JPMorgan Mutual Fund has finally been able to recover 85 per cent of its exposure to Amtek Auto's stressed bonds. The crisis manifested itself when the fund house, on August 28, limited redemptions in two of its debt funds, Short Term Income Fund and India Treasury Fund, to 1 per cent of the total units outstanding on a business day. The fund house had to do so because the two funds had exposure to Amtek Auto's bonds for which the credit rating had been withdrawn. The withdrawal of the credit rating had made the fund house treat its exposure to Amtek Auto bonds as stressed. The redemption limits were meant to control the exodus of the investors from the two funds. The NAVs of the two funds were also hit on August 28. While the NAV of Short Term Income Fund declined from 15.335 to 13.310, India Treasury Fund fell from an NAV of 18.765 to 17.440.
On September 24, the fund house decided to segregate the stressed assets of the two funds into one fund and sought unitholders' approval for that.
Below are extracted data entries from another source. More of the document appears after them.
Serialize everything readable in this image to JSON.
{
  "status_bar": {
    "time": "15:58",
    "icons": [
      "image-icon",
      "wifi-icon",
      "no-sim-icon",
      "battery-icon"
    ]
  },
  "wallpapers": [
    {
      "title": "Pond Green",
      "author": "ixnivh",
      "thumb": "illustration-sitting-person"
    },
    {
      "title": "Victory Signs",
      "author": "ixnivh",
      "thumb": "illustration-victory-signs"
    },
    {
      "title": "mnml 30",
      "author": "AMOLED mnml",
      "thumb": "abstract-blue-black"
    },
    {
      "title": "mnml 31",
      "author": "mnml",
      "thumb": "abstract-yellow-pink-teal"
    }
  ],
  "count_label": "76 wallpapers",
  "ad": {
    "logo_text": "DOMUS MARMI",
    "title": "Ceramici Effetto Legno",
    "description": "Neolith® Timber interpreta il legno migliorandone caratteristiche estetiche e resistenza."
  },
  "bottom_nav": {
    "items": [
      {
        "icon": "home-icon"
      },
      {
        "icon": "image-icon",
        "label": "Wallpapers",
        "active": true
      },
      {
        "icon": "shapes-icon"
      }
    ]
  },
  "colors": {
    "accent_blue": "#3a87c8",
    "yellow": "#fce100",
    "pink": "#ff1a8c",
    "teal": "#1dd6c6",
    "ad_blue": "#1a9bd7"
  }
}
The resolution was approved on September 18.
This affair sent ripples through the entire industry. The exposure of debt funds to corporate bonds came under the SEBI's lens. The regulator stated at a couple of occasions that there is a need to control the risk that such exposures to corporate bonds bring. The SEBI also said that it's necessary to control credit-rating agencies. If credit ratings are going to change dramatically overnight, as what happened in Amtek Auto's case, then the role of the agencies awarding the ratings also becomes questionable. The regulator also felt a need for capping sectoral/company exposures for debt funds.

But what does all this really mean to an investor who had invested in the two funds? How much did he lose? If you had invested ₹1 lakh in Short Term Income Fund on August 20 and redeemed your units on December 7, when the news regarding selling of distressed Amtek bonds came, you would have made a small loss of ₹547. On the other hand, if you had invested ₹1 lakh in India Treasury Fund on August 20 and sold off your units on December 7, you would have actally made a gain of ₹976. The adjacent tables summarise what happened to your money during the course.
Indeed, there are many lessons to be learned from the JPMorgan case and quite a few questions are to be answered. So, while the entire affair may lead to revisiting the way debt funds are managed in India, the good news is that the impact on the JPMorgan investors has been minimal.

Disclaimer: This content is for information only and should not be considered investment advice or a recommendation.